Investors Lose Thousands of Dollars to Malaysian Crypto Ponzi Scheme

Omar Faridi
  • Over 12 Indian businessmen have reportedly “lost lakhs” or thousands of dollars in a Malaysian crypto Ponzi scheme.
  • The scheme’s Indian agents have been booked under criminal breach of trust for “dishonestly misappropriating” entrusted property.

Over 12 Indian investors have reportedly been scammed by a cryptocurrency firm in Malaysia. The businessmen claim they have “lost lakhs” of rupees, or thousands of dollars, after being duped by a Malaysian company into investing in a fraudulent crypto-based multi-level marketing (MLM) scheme.

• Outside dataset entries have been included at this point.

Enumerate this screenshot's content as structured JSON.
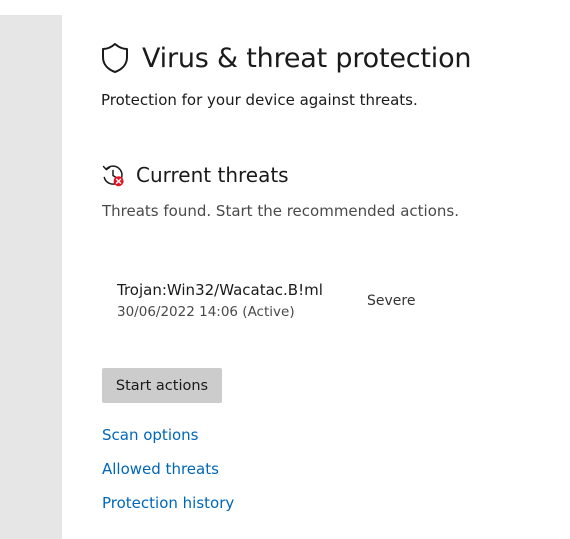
{
  "page": {
    "title": "Virus & threat protection",
    "subtitle": "Protection for your device against threats."
  },
  "current_threats": {
    "title": "Current threats",
    "description": "Threats found. Start the recommended actions.",
    "threats": [
      {
        "name": "Trojan:Win32/Wacatac.B!ml",
        "detected": "30/06/2022 14:06 (Active)",
        "severity": "Severe"
      }
    ],
    "start_button_label": "Start actions"
  },
  "links": {
    "scan_options": "Scan options",
    "allowed_threats": "Allowed threats",
    "protection_history": "Protection history"
  },
  "icons": {
    "page_icon": "shield-icon",
    "section_icon": "history-alert-icon"
  },
  "colors": {
    "link": "#0067b8",
    "alert": "#e81123",
    "button_bg": "#cccccc",
    "sidebar_bg": "#e6e6e6"
  }
}
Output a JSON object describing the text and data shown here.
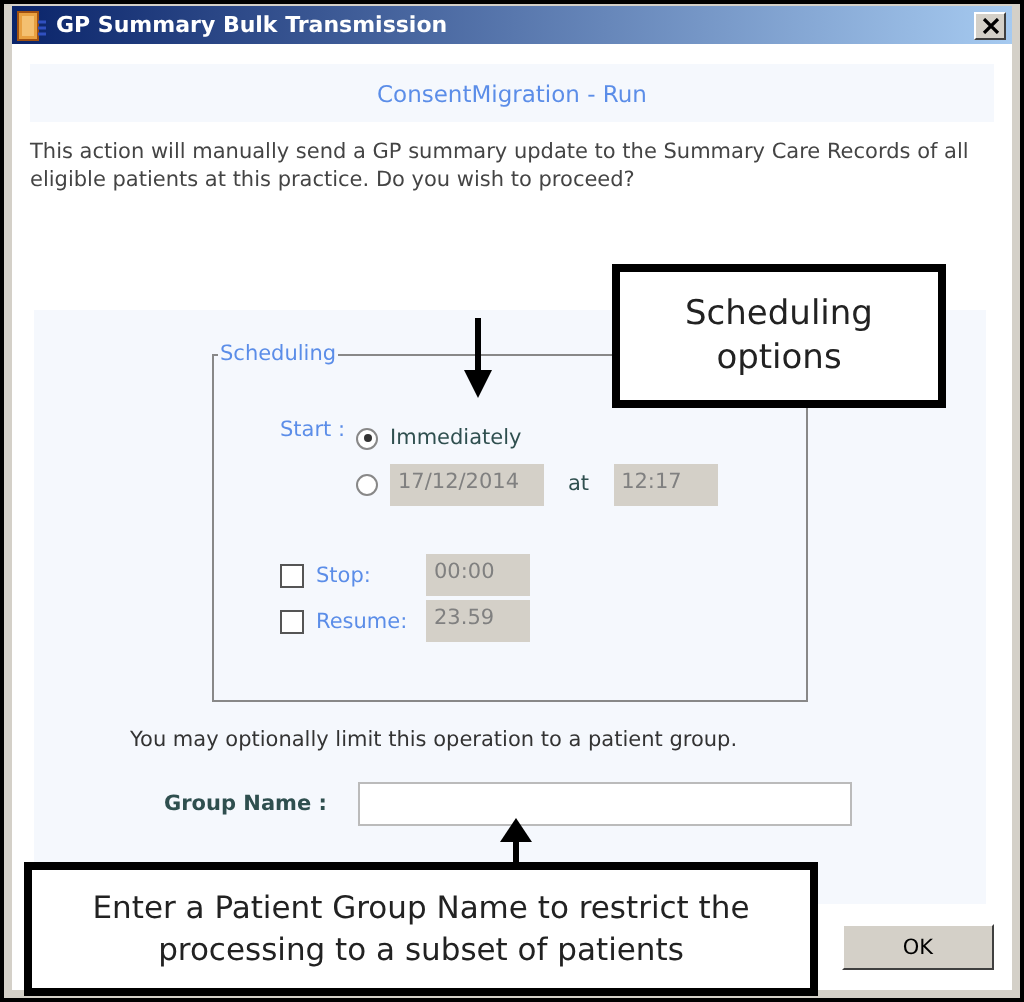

Deputy Commissioner of Police (DCP) in Dwarka, a city in the Indian state of Gujarat, stated that the crypto firm’s agents had been charged with “cheating” under Section 420 of India’s Penal Code (IPC). The agents were also booked under criminal breach of trust for “dishonestly misappropriating” entrusted property.

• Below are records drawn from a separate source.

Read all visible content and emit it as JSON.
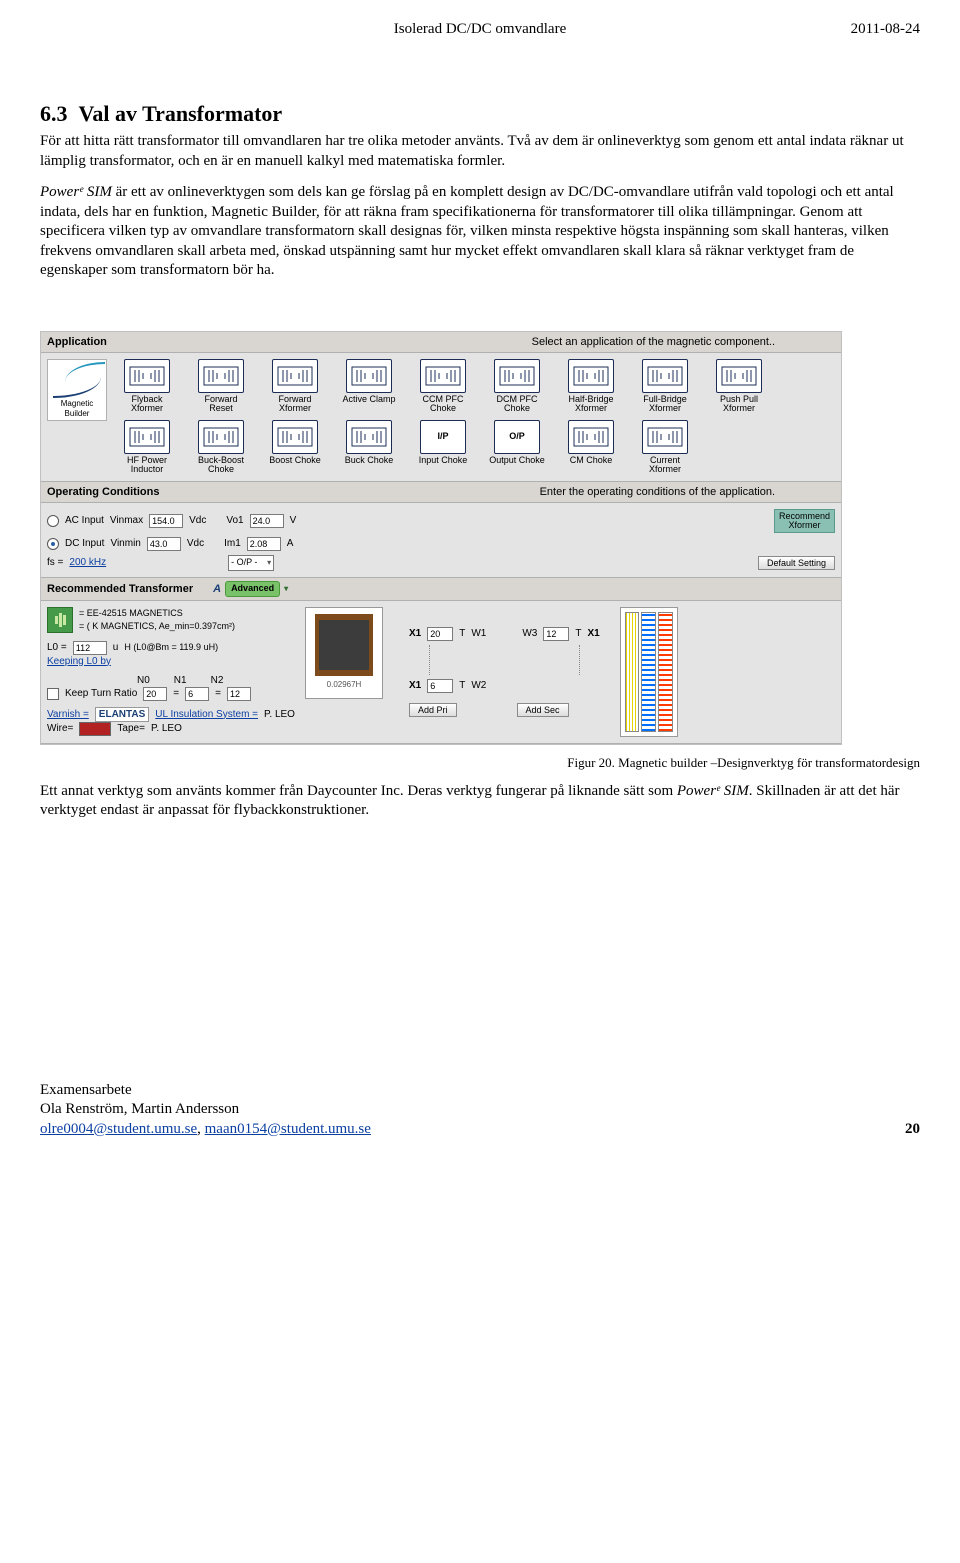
{
  "header": {
    "center": "Isolerad DC/DC omvandlare",
    "date": "2011-08-24"
  },
  "section": {
    "number": "6.3",
    "title": "Val av Transformator"
  },
  "para1": "För att hitta rätt transformator till omvandlaren har tre olika metoder använts. Två av dem är onlineverktyg som genom ett antal indata räknar ut lämplig transformator, och en är en manuell kalkyl med matematiska formler.",
  "math_inline": "Powerᵉ SIM",
  "para2a": " är ett av onlineverktygen som dels kan ge förslag på en komplett design av DC/DC-omvandlare utifrån vald topologi och ett antal indata, dels har en funktion, Magnetic Builder, för att räkna fram specifikationerna för transformatorer till olika tillämpningar. Genom att specificera vilken typ av omvandlare transformatorn skall designas för, vilken minsta respektive högsta inspänning som skall hanteras, vilken frekvens omvandlaren skall arbeta med, önskad utspänning samt hur mycket effekt omvandlaren skall klara så räknar verktyget fram de egenskaper som transformatorn bör ha.",
  "caption": "Figur 20. Magnetic builder –Designverktyg för transformatordesign",
  "para3a": "Ett annat verktyg som använts kommer från Daycounter Inc. Deras verktyg fungerar på liknande sätt som ",
  "para3b": ". Skillnaden är att det här verktyget endast är anpassat för flybackkonstruktioner.",
  "app": {
    "logo": {
      "name1": "Magnetic",
      "name2": "Builder"
    },
    "application": {
      "title": "Application",
      "hint": "Select an application of the magnetic component..",
      "tiles": [
        {
          "id": "flyback-xformer",
          "label": "Flyback\nXformer"
        },
        {
          "id": "forward-reset",
          "label": "Forward\nReset"
        },
        {
          "id": "forward-xformer",
          "label": "Forward\nXformer"
        },
        {
          "id": "active-clamp",
          "label": "Active Clamp"
        },
        {
          "id": "ccm-pfc-choke",
          "label": "CCM PFC\nChoke"
        },
        {
          "id": "dcm-pfc-choke",
          "label": "DCM PFC\nChoke"
        },
        {
          "id": "half-bridge-xformer",
          "label": "Half-Bridge\nXformer"
        },
        {
          "id": "full-bridge-xformer",
          "label": "Full-Bridge\nXformer"
        },
        {
          "id": "push-pull-xformer",
          "label": "Push Pull\nXformer"
        },
        {
          "id": "hf-power-inductor",
          "label": "HF Power\nInductor"
        },
        {
          "id": "buck-boost-choke",
          "label": "Buck-Boost\nChoke"
        },
        {
          "id": "boost-choke",
          "label": "Boost Choke"
        },
        {
          "id": "buck-choke",
          "label": "Buck Choke"
        },
        {
          "id": "input-choke",
          "label": "Input Choke",
          "iop": "I/P"
        },
        {
          "id": "output-choke",
          "label": "Output Choke",
          "iop": "O/P"
        },
        {
          "id": "cm-choke",
          "label": "CM Choke"
        },
        {
          "id": "current-xformer",
          "label": "Current\nXformer"
        }
      ]
    },
    "oc": {
      "title": "Operating Conditions",
      "hint": "Enter the operating conditions of the application.",
      "ac_label": "AC Input",
      "dc_label": "DC Input",
      "vinmax_label": "Vinmax",
      "vinmax_val": "154.0",
      "vdc_u1": "Vdc",
      "vinmin_label": "Vinmin",
      "vinmin_val": "43.0",
      "vdc_u2": "Vdc",
      "vo1_label": "Vo1",
      "vo1_val": "24.0",
      "vo1_unit": "V",
      "im1_label": "Im1",
      "im1_val": "2.08",
      "im1_unit": "A",
      "fs_label": "fs =",
      "fs_val": "200 kHz",
      "iop_sel": "- O/P -",
      "rec_btn": "Recommend\nXformer",
      "def_btn": "Default Setting"
    },
    "rt": {
      "title": "Recommended Transformer",
      "advanced": "Advanced",
      "core_line1": "= EE-42515 MAGNETICS",
      "core_line2": "= ( K MAGNETICS, Ae_min=0.397cm²)",
      "l0_pref": "L0 =",
      "l0_val": "112",
      "l0_unit": "u",
      "l0_note": "H (L0@Bm = 119.9 uH)",
      "keep_l0": "Keeping L0 by",
      "n0": "N0",
      "n1": "N1",
      "n2": "N2",
      "keep_turn": "Keep Turn Ratio",
      "ktr0": "20",
      "ktr1": "6",
      "ktr2": "12",
      "varnish": "Varnish =",
      "varnish_brand": "ELANTAS",
      "uli": "UL Insulation System =",
      "uli_val": "P. LEO",
      "wire": "Wire=",
      "tape": "Tape=",
      "tape_val": "P. LEO",
      "x1_lab": "X1",
      "x1_val": "20",
      "t1": "T",
      "w1_lab": "W1",
      "x2_lab": "X1",
      "x2_val": "6",
      "t2": "T",
      "w2_lab": "W2",
      "w3_lab": "W3",
      "w3_val": "12",
      "t3": "T",
      "x3_lab": "X1",
      "addpri": "Add Pri",
      "addsec": "Add Sec",
      "photo_caption": "0.02967H"
    }
  },
  "foot": {
    "l1": "Examensarbete",
    "l2": "Ola Renström, Martin Andersson",
    "e1": "olre0004@student.umu.se",
    "sep": ", ",
    "e2": "maan0154@student.umu.se",
    "page": "20"
  }
}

Based on a preliminary investigation, the businessmen from India’s capital city. New Delhi, came across the Malaysian company’s promoted services on a number of local media outlets. The investors also reportedly attended a conference the firm held March 2017.  

The unsuspecting businessmen were told that the company’s digital currency was listed and actively traded on several crypto exchanges. Later on, the investors were also introduced to a different scheme that promised quick and sizable returns, after being told many other investors were profiting.

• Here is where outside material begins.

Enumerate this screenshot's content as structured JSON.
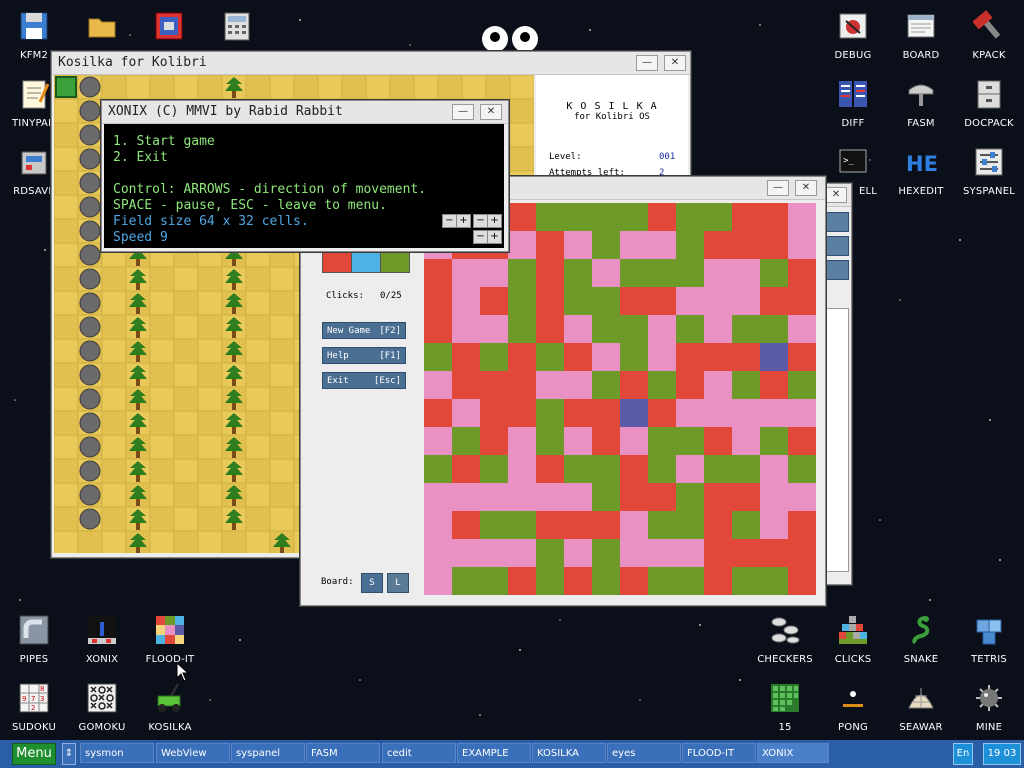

According to an officer assigned to the investigation,

The complainant was told that for a minimum joining fees of Rs 80,000, they will get some crypto coins and a trading account registered with the company. They were also told that through multilevel marketing scheme, if more people join through them, they will get more profits.

Unnamed police officer

Crypto MLM Scheme

The businessmen decided to invest in the MLM scheme and opened accounts by reportedly paying Rs 1 lakh (about $1450) to one of the firm’s Indian representatives. Investigating officials revealed the complainants were asked to take part in a Ponzi scheme in which they had to get two or more of their friends to buy the company’s cryptocurrency for around Rs 1 lakh.

In September 2017, the company’s cryptocurrency was delisted from exchanges for no apparent reason, which saw its value plummet to 0. In an attempt to calm the anxious businessmen, the Malaysian crypto firm said it had launched a new venture that would yield high returns, but only after some time.

The investors soon found that they were unable to withdraw funds from their accounts. Officials have revealed they’ve so far registered two first information reports (FIRs) from those affected by the scheme. The firm’s blockchain data is being reviewed while its Indian representatives are being interrogated by local police.